Rüşdü Paşa
0 0 0000
obama’ya açık mektub
sevgili başkan obama, değerli büyüğüm,
bu açık mektubu size neden yazdığım konusunda tam bir fikrim yok. bir soru var. siz dûnya iktidarının bir numaralı sorumlususunuz. öyle varsayıyorum. the soru şudur: birlikte ne yapabiliriz? siz ve biz.
birleşik devletlerin durumu kötüye gidiyor. devlet, dûnyada bir tek devlet vardır, batacak. roma’yı yıkan bir grup insan, kategorik olarak aynı kesim, kendi çıklarlarını başkalarının çıkarlarının maliyetine ençoklaştıran azınlık, the devleti batırıyor. siz batışı görebiliyor musunuz ya da batıştan yana olmadığınız varsayımı altında batışın önüne geçmek için elinizde yeteri kadar araç var mı, batışa karşı politika yapıyor musunuz, bilemiyorum.

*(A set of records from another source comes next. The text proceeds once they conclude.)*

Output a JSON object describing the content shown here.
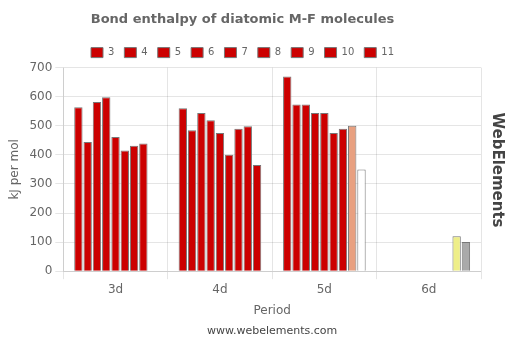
{
  "chart_data": {
    "type": "bar",
    "title": "Bond enthalpy of diatomic M-F molecules",
    "x_label": "Period",
    "y_label": "kJ per mol",
    "categories": [
      "3d",
      "4d",
      "5d",
      "6d"
    ],
    "series": [
      {
        "name": "3",
        "colors": [
          "#CC0000",
          "#CC0000",
          "#CC0000",
          "#CC0000"
        ],
        "values": [
          564,
          560,
          669,
          0
        ]
      },
      {
        "name": "4",
        "colors": [
          "#CC0000",
          "#CC0000",
          "#CC0000",
          "#CC0000"
        ],
        "values": [
          444,
          485,
          573,
          0
        ]
      },
      {
        "name": "5",
        "colors": [
          "#CC0000",
          "#CC0000",
          "#CC0000",
          "#CC0000"
        ],
        "values": [
          582,
          544,
          573,
          0
        ]
      },
      {
        "name": "6",
        "colors": [
          "#CC0000",
          "#CC0000",
          "#CC0000",
          "#CC0000"
        ],
        "values": [
          598,
          519,
          544,
          0
        ]
      },
      {
        "name": "7",
        "colors": [
          "#CC0000",
          "#CC0000",
          "#CC0000",
          "#CC0000"
        ],
        "values": [
          461,
          475,
          544,
          0
        ]
      },
      {
        "name": "8",
        "colors": [
          "#CC0000",
          "#CC0000",
          "#CC0000",
          "#CC0000"
        ],
        "values": [
          415,
          400,
          475,
          0
        ]
      },
      {
        "name": "9",
        "colors": [
          "#CC0000",
          "#CC0000",
          "#CC0000",
          "#CC0000"
        ],
        "values": [
          431,
          490,
          490,
          0
        ]
      },
      {
        "name": "10",
        "colors": [
          "#CC0000",
          "#CC0000",
          "#E8A080",
          "#EEEE88"
        ],
        "values": [
          439,
          498,
          500,
          120
        ]
      },
      {
        "name": "11",
        "colors": [
          "#CC0000",
          "#CC0000",
          "#FFFFFF",
          "#AAAAAA"
        ],
        "values": [
          0,
          365,
          350,
          100
        ]
      }
    ],
    "ylim": [
      0,
      700
    ],
    "yticks": [
      0,
      100,
      200,
      300,
      400,
      500,
      600,
      700
    ],
    "grid": true,
    "legend": "top",
    "annotations": [
      {
        "text": "www.webelements.com"
      },
      {
        "text": "WebElements"
      }
    ]
  }
}
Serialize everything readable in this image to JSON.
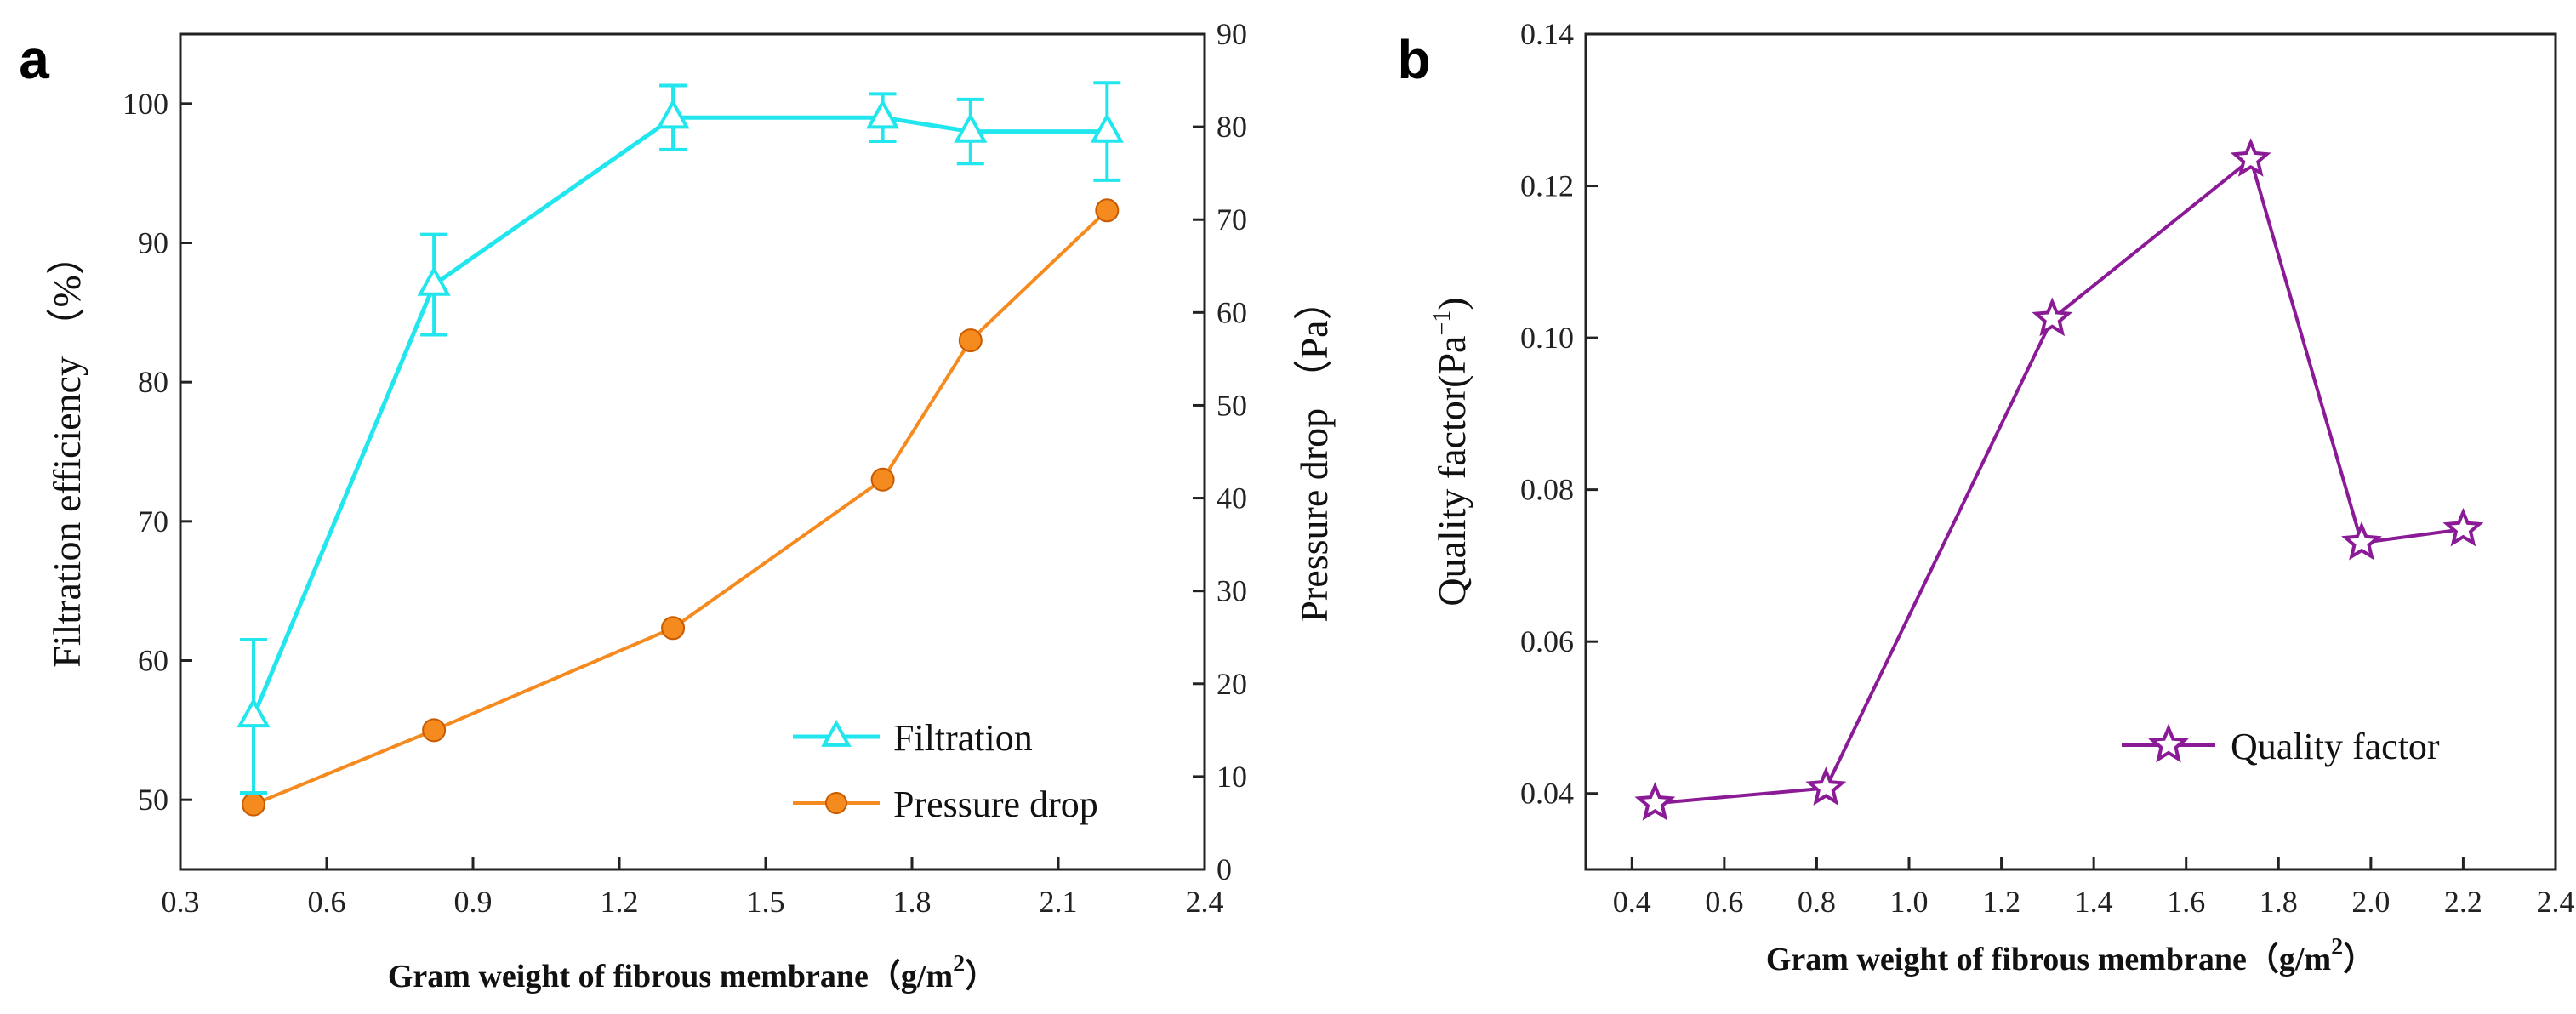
{
  "chart_data": [
    {
      "type": "line",
      "panel_label": "a",
      "xlabel_main": "Gram weight of fibrous membrane",
      "xlabel_unit": "（g/m",
      "xlabel_sup": "2",
      "xlabel_close": "）",
      "ylabel": "Filtration efficiency （%）",
      "y2label": "Pressure drop （Pa）",
      "xlim": [
        0.3,
        2.4
      ],
      "ylim": [
        45,
        105
      ],
      "y2lim": [
        0,
        90
      ],
      "xticks": [
        0.3,
        0.6,
        0.9,
        1.2,
        1.5,
        1.8,
        2.1,
        2.4
      ],
      "xtick_labels": [
        "0.3",
        "0.6",
        "0.9",
        "1.2",
        "1.5",
        "1.8",
        "2.1",
        "2.4"
      ],
      "yticks": [
        50,
        60,
        70,
        80,
        90,
        100
      ],
      "ytick_labels": [
        "50",
        "60",
        "70",
        "80",
        "90",
        "100"
      ],
      "y2ticks": [
        0,
        10,
        20,
        30,
        40,
        50,
        60,
        70,
        80,
        90
      ],
      "y2tick_labels": [
        "0",
        "10",
        "20",
        "30",
        "40",
        "50",
        "60",
        "70",
        "80",
        "90"
      ],
      "series": [
        {
          "name": "Filtration",
          "axis": "left",
          "color": "#22e6ee",
          "marker": "triangle",
          "x": [
            0.45,
            0.82,
            1.31,
            1.74,
            1.92,
            2.2
          ],
          "y": [
            56,
            87,
            99,
            99,
            98,
            98
          ],
          "err": [
            5.5,
            3.6,
            2.3,
            1.7,
            2.3,
            3.5
          ]
        },
        {
          "name": "Pressure drop",
          "axis": "right",
          "color": "#f58a1f",
          "marker": "circle",
          "x": [
            0.45,
            0.82,
            1.31,
            1.74,
            1.92,
            2.2
          ],
          "y": [
            7,
            15,
            26,
            42,
            57,
            71
          ]
        }
      ],
      "legend_position": "bottom-right"
    },
    {
      "type": "line",
      "panel_label": "b",
      "xlabel_main": "Gram weight of fibrous membrane",
      "xlabel_unit": "（g/m",
      "xlabel_sup": "2",
      "xlabel_close": "）",
      "ylabel_main": "Quality factor(Pa",
      "ylabel_sup": "−1",
      "ylabel_close": ")",
      "xlim": [
        0.3,
        2.4
      ],
      "ylim": [
        0.03,
        0.14
      ],
      "xticks": [
        0.4,
        0.6,
        0.8,
        1.0,
        1.2,
        1.4,
        1.6,
        1.8,
        2.0,
        2.2,
        2.4
      ],
      "xtick_labels": [
        "0.4",
        "0.6",
        "0.8",
        "1.0",
        "1.2",
        "1.4",
        "1.6",
        "1.8",
        "2.0",
        "2.2",
        "2.4"
      ],
      "yticks": [
        0.04,
        0.06,
        0.08,
        0.1,
        0.12,
        0.14
      ],
      "ytick_labels": [
        "0.04",
        "0.06",
        "0.08",
        "0.10",
        "0.12",
        "0.14"
      ],
      "series": [
        {
          "name": "Quality factor",
          "color": "#8b1a96",
          "marker": "star",
          "x": [
            0.45,
            0.82,
            1.31,
            1.74,
            1.98,
            2.2
          ],
          "y": [
            0.0387,
            0.0407,
            0.1025,
            0.1235,
            0.073,
            0.0748
          ]
        }
      ],
      "legend_position": "bottom-right"
    }
  ]
}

washington,d.c.’de işler kaos değil. kasaba’da çok sayıda adam, amerikalıların ve dûnyalıların tam aleyhine olan işler tezgahlıyor. kötü insanlar, her sabah yeni umudlarla uyanan milyarlarca etkisiz insanı mutsuz etmek, onların hakkını yemek için çalışıyor. adaletsizlikler, entrikalar, savaşlar, komplolar, siyaset, para ve banka işleri karşısında milyarlarca insanın her biri bir hayat yitiriyor.
dün farklı birşey oldu. washington,d.c.’de yaşadığımı hatırladığımdan dolayı başka zamanlardakinin tersine, dün ilk kez, kendimi iyi hissettim. öğleden sonra idi ve kahve içiyordum. birden d.c.’de iktisat eğitimi ve hayat bilgisi aldığımı hatırladım ve neşelendim. şimdi size işte bu neşe ile yazıyorum. iktisat öğrenmek tutkusu ile gittiğim d.c.’den, bir anlam araştırmacısı olarak döndüm. the kasaba’da gördüğüm, dûnya tarihinin en büyük modern imparatorluğu olan birleşik devletler’in temelinin birbiri ile uzlaşması teorik olarak mümkün olmayan özel çıkarlara dayalı olmasıdır. bu, ilginç değildir. ilginç olan, devleti kuran babaların, kuruluş aşamasında, finans kapitalin birgün demokrasi’yi ortadan kaldıracağını öngörmüş olmalarıdır. bu doğru ve geçerli öngörü’ye rağmen, birleşik devletler, bugün, büyük bir çöküşün eşiğindedir. zat-ı şahanenizin yönettiği imparatorluk, bütün dûnyada demokrasinin geçerli olabilmesi için, trilyonlarca dolar değerinde harcama yaparken, imparatorluğun savaş makinası aralıksız görevde iken, d.c.’deki demokrasi, oligarşi ile yer değiştiriyor. bir küçük azınlık, yalnızca birleşik devletler’e değil, tüm dûnyaya hâkim oluyor. birleşik devletler’i kurtarmalıyız, bütün dûnya kurtarılmalıdır.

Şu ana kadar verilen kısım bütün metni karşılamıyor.